Hubble Space Telescope: The Skies Beyond Holst's "The Planets"
Gustav Holst spent the years 1914-1916 in the making of his masterpiece, "The Planets." He was aware of astronomy, in a rudimentary way, and certainly knew the solar system to the extent that science knew it, that is to say as a system of eight planets orbiting around the Sun. Pluto was not discovered until after the final double bar had been affixed to Holst's movement depicting "Neptune: The Mystic." Although Holst remained active as a composer well after Clyde Tombaugh proved the existence of a 9th planet, Pluto, he never showed any interest in adding Pluto to his existing score.
There has long been debate as to whether Holst's interest as he composed "The Planets" was in astronomy, or astrology. Well documented was an outing he made to the island of Mallorca in 1913 with his friend and benefactor Balfour Gardiner. They were joined by the brothers, Arnold and Clifford Bax. In a sense, Clifford was the odd man out, for Gardiner, Holst and Arnold Bax were all musicians, whereas Clifford was a writer. Nevertheless, Clifford Bax was deeply interested in astrology, and he tried, during that vacation to Mallorca, to convince the others to share his passion. Gardiner rejected astrology outright, but Holst apparently kept an open mind. Some believe that this passing interest in astrology inspired the making of "The Planets." Others believe it was nothing more than a springboard which set Holst's imagination into motion.

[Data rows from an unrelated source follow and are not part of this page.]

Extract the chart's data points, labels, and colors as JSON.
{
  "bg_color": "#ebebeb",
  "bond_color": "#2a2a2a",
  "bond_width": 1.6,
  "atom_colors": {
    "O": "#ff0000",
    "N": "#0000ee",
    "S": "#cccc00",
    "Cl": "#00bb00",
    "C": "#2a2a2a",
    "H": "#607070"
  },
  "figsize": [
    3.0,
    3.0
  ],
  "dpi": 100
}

Some years after composing "The Planets," Holst read James Jean's popular book on astronomy, "The Mysterious Universe." According to Holst's biographer, Michael Short, “Holst realized with excitement that the ideas which were put forward in scientific terms were exactly the same as those which he had been trying to express in music many years before.” Short goes on to observe that “the enormity of the universe revealed by science cannot readily be grasped by the human brain, but the music of 'The Planets' enables the mind to acquire some comprehension of the vastness of space where rational understanding fails.”

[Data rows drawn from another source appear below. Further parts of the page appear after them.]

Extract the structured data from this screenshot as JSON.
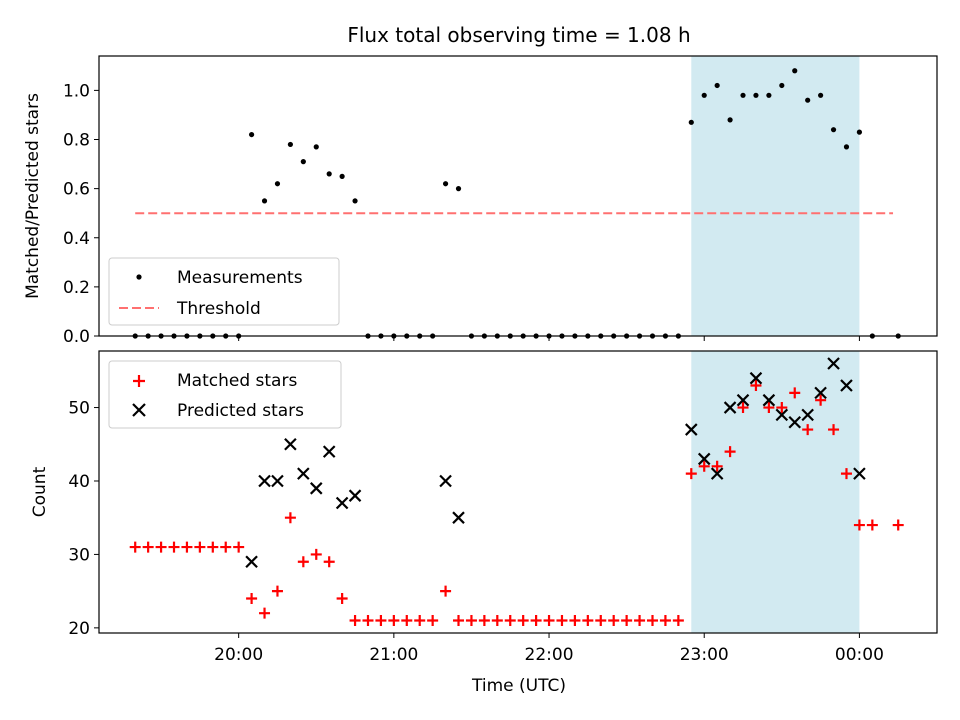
{
  "title": "Flux total observing time = 1.08 h",
  "chart_data": [
    {
      "type": "scatter",
      "ylabel": "Matched/Predicted stars",
      "xlabel": "",
      "x_unit": "time (UTC)",
      "x_range": [
        "19:06",
        "00:30"
      ],
      "ylim": [
        0,
        1.14
      ],
      "yticks": [
        "0.0",
        "0.2",
        "0.4",
        "0.6",
        "0.8",
        "1.0"
      ],
      "highlight_span": [
        "22:55",
        "00:00"
      ],
      "highlight_color": "#add8e6",
      "threshold": {
        "value": 0.5,
        "from": "19:20",
        "to": "00:13",
        "color": "#ff7070"
      },
      "legend": {
        "position": "lower-left",
        "entries": [
          "Measurements",
          "Threshold"
        ]
      },
      "series": [
        {
          "name": "Measurements",
          "color": "#000000",
          "x": [
            "19:20",
            "19:25",
            "19:30",
            "19:35",
            "19:40",
            "19:45",
            "19:50",
            "19:55",
            "20:00",
            "20:05",
            "20:10",
            "20:15",
            "20:20",
            "20:25",
            "20:30",
            "20:35",
            "20:40",
            "20:45",
            "20:50",
            "20:55",
            "21:00",
            "21:05",
            "21:10",
            "21:15",
            "21:20",
            "21:25",
            "21:30",
            "21:35",
            "21:40",
            "21:45",
            "21:50",
            "21:55",
            "22:00",
            "22:05",
            "22:10",
            "22:15",
            "22:20",
            "22:25",
            "22:30",
            "22:35",
            "22:40",
            "22:45",
            "22:50",
            "22:55",
            "23:00",
            "23:05",
            "23:10",
            "23:15",
            "23:20",
            "23:25",
            "23:30",
            "23:35",
            "23:40",
            "23:45",
            "23:50",
            "23:55",
            "00:00",
            "00:05",
            "00:15"
          ],
          "y": [
            0,
            0,
            0,
            0,
            0,
            0,
            0,
            0,
            0,
            0.82,
            0.55,
            0.62,
            0.78,
            0.71,
            0.77,
            0.66,
            0.65,
            0.55,
            0,
            0,
            0,
            0,
            0,
            0,
            0.62,
            0.6,
            0,
            0,
            0,
            0,
            0,
            0,
            0,
            0,
            0,
            0,
            0,
            0,
            0,
            0,
            0,
            0,
            0,
            0.87,
            0.98,
            1.02,
            0.88,
            0.98,
            0.98,
            0.98,
            1.02,
            1.08,
            0.96,
            0.98,
            0.84,
            0.77,
            0.83,
            0,
            0
          ]
        }
      ]
    },
    {
      "type": "scatter",
      "ylabel": "Count",
      "xlabel": "Time (UTC)",
      "x_unit": "time (UTC)",
      "x_range": [
        "19:06",
        "00:30"
      ],
      "xticks": [
        "20:00",
        "21:00",
        "22:00",
        "23:00",
        "00:00"
      ],
      "ylim": [
        19.3,
        57.7
      ],
      "yticks": [
        "20",
        "30",
        "40",
        "50"
      ],
      "highlight_span": [
        "22:55",
        "00:00"
      ],
      "highlight_color": "#add8e6",
      "legend": {
        "position": "top-left",
        "entries": [
          "Matched stars",
          "Predicted stars"
        ]
      },
      "series": [
        {
          "name": "Matched stars",
          "marker": "+",
          "color": "#ff0000",
          "x": [
            "19:20",
            "19:25",
            "19:30",
            "19:35",
            "19:40",
            "19:45",
            "19:50",
            "19:55",
            "20:00",
            "20:05",
            "20:10",
            "20:15",
            "20:20",
            "20:25",
            "20:30",
            "20:35",
            "20:40",
            "20:45",
            "20:50",
            "20:55",
            "21:00",
            "21:05",
            "21:10",
            "21:15",
            "21:20",
            "21:25",
            "21:30",
            "21:35",
            "21:40",
            "21:45",
            "21:50",
            "21:55",
            "22:00",
            "22:05",
            "22:10",
            "22:15",
            "22:20",
            "22:25",
            "22:30",
            "22:35",
            "22:40",
            "22:45",
            "22:50",
            "22:55",
            "23:00",
            "23:05",
            "23:10",
            "23:15",
            "23:20",
            "23:25",
            "23:30",
            "23:35",
            "23:40",
            "23:45",
            "23:50",
            "23:55",
            "00:00",
            "00:05",
            "00:15"
          ],
          "y": [
            31,
            31,
            31,
            31,
            31,
            31,
            31,
            31,
            31,
            24,
            22,
            25,
            35,
            29,
            30,
            29,
            24,
            21,
            21,
            21,
            21,
            21,
            21,
            21,
            25,
            21,
            21,
            21,
            21,
            21,
            21,
            21,
            21,
            21,
            21,
            21,
            21,
            21,
            21,
            21,
            21,
            21,
            21,
            41,
            42,
            42,
            44,
            50,
            53,
            50,
            50,
            52,
            47,
            51,
            47,
            41,
            34,
            34,
            34
          ]
        },
        {
          "name": "Predicted stars",
          "marker": "x",
          "color": "#000000",
          "x": [
            "20:05",
            "20:10",
            "20:15",
            "20:20",
            "20:25",
            "20:30",
            "20:35",
            "20:40",
            "20:45",
            "21:20",
            "21:25",
            "22:55",
            "23:00",
            "23:05",
            "23:10",
            "23:15",
            "23:20",
            "23:25",
            "23:30",
            "23:35",
            "23:40",
            "23:45",
            "23:50",
            "23:55",
            "00:00"
          ],
          "y": [
            29,
            40,
            40,
            45,
            41,
            39,
            44,
            37,
            38,
            40,
            35,
            47,
            43,
            41,
            50,
            51,
            54,
            51,
            49,
            48,
            49,
            52,
            56,
            53,
            41
          ]
        }
      ]
    }
  ]
}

Astronomy has advanced dramatically through the stunning photographic images collected over the years by the Hubble Space Telescope. One can only wonder what Holst might have thought had he seen the recently published photo NASA has made public of the Andromeda galaxy, the closest spiral galaxy to our Milky Way. The image, made up of 511 high resolution photographs, is literally out of this world. Perhaps the time has come for another musical vision of our universe, one which will allow us to comprehend this new, mind-blowing concept of space.
On this week's Classics a la Carte (Friday from 7-9 PM), we will hear not only Gustav Holst's work, but also a sampling of other musical spins on what is out there, all good fun as NASA's New Horizons spacecraft rapidly approaches its rendezvous with Pluto.